Far away from the sea, eight people came together on the slopes of the Odenwald in 1989 to sing sea shanties. Today, the concerts given by the Odenwälder Shanty Chor (Odenwald shanty choir) are stage performances conveying feelings of home with a lingering scent of a sea breeze. And the shows are usually sold out.
The very first notes on the accordion evoke the scent of a sea breeze bringing the smell of salt and seaweed to the listener. Together with the guitar and the mandolin, the calls of seagulls come to your mind. And when the polyphonic singing begins, you are right there—by the sea. You can hear the surf and feel the wind. However, all of this happens in the centre of the Keltensteinhalle hall in the Weinheim district of Rippenweier, more than 500 kilometres from any coast. Actually, it can’t get much further away from the sea in Europe than that.

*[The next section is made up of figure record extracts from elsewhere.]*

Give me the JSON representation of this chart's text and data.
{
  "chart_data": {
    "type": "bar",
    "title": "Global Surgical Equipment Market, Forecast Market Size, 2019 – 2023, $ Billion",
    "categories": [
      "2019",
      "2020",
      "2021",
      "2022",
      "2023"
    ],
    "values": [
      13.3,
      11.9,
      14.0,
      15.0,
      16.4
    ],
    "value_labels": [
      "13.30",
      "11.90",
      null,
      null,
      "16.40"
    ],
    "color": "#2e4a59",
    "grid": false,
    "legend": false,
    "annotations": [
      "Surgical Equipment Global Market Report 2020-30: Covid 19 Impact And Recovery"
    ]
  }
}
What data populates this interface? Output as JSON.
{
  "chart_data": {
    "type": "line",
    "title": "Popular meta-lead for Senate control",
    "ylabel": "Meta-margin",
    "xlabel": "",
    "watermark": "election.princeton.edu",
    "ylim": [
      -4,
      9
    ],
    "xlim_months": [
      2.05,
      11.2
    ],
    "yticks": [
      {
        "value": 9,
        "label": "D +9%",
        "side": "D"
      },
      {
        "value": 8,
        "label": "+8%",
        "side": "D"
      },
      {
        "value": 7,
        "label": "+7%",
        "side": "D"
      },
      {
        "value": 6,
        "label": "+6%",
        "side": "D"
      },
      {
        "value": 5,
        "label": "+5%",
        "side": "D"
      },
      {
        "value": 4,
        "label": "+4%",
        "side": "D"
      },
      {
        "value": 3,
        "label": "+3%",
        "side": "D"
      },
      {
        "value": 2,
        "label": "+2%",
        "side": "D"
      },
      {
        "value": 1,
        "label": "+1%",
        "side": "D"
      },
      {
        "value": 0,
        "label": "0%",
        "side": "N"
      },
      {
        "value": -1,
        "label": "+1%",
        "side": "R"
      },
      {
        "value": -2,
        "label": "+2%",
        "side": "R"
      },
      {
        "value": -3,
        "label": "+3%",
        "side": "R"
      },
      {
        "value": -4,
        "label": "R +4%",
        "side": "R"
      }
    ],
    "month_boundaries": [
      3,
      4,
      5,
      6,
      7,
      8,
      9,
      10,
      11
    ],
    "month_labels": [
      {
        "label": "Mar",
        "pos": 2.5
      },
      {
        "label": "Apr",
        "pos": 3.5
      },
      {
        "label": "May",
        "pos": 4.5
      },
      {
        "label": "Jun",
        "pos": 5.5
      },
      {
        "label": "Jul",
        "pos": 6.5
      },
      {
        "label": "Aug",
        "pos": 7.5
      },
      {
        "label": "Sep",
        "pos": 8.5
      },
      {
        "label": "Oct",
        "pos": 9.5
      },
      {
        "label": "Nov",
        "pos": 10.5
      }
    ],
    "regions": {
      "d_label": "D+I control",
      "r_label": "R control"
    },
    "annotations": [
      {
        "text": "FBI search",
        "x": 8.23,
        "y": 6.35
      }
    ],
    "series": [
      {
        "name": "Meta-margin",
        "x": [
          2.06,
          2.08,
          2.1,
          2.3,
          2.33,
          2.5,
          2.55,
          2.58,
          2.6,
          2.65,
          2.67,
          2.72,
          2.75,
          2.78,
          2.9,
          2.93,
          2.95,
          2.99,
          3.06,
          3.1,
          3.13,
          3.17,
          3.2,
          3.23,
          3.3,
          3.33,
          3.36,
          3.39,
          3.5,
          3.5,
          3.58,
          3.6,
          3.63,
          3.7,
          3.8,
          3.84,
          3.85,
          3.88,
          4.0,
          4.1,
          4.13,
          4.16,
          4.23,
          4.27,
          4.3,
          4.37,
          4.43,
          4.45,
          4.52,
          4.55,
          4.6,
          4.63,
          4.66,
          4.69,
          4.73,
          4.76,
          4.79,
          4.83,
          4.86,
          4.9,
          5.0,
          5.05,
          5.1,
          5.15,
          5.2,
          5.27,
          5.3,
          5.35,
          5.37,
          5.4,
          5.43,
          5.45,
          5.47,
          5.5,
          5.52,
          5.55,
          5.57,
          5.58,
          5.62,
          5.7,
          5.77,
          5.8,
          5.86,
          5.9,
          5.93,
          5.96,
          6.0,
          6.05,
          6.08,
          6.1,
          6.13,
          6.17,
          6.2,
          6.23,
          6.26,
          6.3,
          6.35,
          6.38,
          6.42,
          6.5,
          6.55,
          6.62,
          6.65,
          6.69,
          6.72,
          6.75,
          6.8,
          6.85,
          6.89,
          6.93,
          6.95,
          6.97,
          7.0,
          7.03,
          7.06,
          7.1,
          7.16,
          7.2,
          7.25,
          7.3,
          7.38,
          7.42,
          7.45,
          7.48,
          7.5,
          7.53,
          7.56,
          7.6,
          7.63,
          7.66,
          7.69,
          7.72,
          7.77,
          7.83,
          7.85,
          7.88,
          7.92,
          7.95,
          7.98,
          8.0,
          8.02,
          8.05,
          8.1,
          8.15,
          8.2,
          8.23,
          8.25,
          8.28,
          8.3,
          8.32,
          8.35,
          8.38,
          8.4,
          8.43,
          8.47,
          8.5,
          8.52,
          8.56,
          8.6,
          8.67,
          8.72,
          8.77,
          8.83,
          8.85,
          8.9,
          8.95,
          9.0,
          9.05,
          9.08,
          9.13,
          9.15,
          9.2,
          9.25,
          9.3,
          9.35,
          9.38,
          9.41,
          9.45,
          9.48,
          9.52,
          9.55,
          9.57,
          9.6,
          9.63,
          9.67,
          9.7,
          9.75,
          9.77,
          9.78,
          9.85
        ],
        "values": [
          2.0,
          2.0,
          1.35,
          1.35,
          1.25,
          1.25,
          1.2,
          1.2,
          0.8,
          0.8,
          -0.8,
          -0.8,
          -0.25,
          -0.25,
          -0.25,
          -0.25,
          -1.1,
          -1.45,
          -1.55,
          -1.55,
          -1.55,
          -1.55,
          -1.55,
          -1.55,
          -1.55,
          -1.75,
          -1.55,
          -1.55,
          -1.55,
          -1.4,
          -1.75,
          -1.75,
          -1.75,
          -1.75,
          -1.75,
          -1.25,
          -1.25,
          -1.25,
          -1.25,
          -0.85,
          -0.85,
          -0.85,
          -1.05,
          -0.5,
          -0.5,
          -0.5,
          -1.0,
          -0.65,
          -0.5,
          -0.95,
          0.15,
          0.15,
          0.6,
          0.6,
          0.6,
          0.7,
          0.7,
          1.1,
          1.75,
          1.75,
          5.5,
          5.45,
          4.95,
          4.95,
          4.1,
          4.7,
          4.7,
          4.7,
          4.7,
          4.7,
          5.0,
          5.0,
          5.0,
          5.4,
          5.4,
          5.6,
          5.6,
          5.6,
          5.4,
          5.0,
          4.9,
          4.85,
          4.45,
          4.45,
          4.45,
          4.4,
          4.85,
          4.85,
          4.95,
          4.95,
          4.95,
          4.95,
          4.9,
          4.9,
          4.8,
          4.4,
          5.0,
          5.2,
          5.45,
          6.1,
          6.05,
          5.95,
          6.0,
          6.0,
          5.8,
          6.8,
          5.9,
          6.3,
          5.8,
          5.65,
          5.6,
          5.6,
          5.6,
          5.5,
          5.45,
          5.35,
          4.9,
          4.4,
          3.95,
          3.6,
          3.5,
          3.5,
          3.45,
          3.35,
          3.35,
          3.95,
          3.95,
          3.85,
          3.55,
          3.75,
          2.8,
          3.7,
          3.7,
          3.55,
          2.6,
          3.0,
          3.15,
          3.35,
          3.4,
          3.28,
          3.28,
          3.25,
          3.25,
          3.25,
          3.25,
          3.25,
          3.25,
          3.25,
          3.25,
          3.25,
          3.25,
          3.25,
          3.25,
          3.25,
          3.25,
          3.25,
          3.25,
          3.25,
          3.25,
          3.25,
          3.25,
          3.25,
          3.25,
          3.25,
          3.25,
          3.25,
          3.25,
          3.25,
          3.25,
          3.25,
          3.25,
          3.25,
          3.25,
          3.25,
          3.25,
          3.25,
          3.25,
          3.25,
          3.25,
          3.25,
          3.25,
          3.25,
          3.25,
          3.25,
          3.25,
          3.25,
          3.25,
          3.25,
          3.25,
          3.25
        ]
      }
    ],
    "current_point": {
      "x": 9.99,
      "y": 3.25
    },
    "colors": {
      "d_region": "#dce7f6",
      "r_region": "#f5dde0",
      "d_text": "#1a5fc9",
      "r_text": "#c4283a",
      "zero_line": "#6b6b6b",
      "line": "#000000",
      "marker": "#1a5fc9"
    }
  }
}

And yet the Odenwälder Shanty Chor manages after just a few bars to transport its listeners to the place its songs tell of. To the sea—the place where Schann Scheid from Fränkisch-Crumbach once performed his heroic deeds. Manfred Maser, lyricist and narrator in the Odenwälder Shanty Chor, talks about him when the question arises as to why a choir is singing about the sea here in the Odenwald of all places, where only rocks form seas. After all, Schann Scheid sailed the Seven Seas in the 19th century and was the first Odenwald native to go ashore on many coasts. He founded a shanty choir when he returned home after 25 years at sea. “This story is documented and well researched,” Manfred adds, “by imaginary Prof. Dr. Alfons Netwohr in the role of director of an institute for speculative local history based in Fränkisch Crumbach.”

While Manfred tells the story of Schann Scheid with dignified seriousness, Gabi Walther sits next to him having a hard time hiding her smile, even though she has heard the story many times before. After all, Alfons Netwohr, who incidentally looks remarkably like Manfred, is part of every concert. Gabi was there when the then still nameless choir was founded.

In 1989, it was Odenwald locals—well-travelled, like the imaginary Schann Scheid—who returned to their homeland with shanties in their luggage. The brothers Arno and Thilo Spilger had worked as carpenters on a sailing ship and convinced their friend Matz Scheid that sea shanties also sounded good on dry land. Andrea, the sister of Arno and Thilo, joined in. And so it became clear that this shanty choir was not to remain an all-male organisation. A pub landlord told Gabi and some female friends about the new choir at the time and encouraged them to go to a rehearsal. “That was on a Friday evening,” Gabi remembers. “I had actually imagined something else than singing sea shanties in a living room.” But she has now been doing it for over 30 years!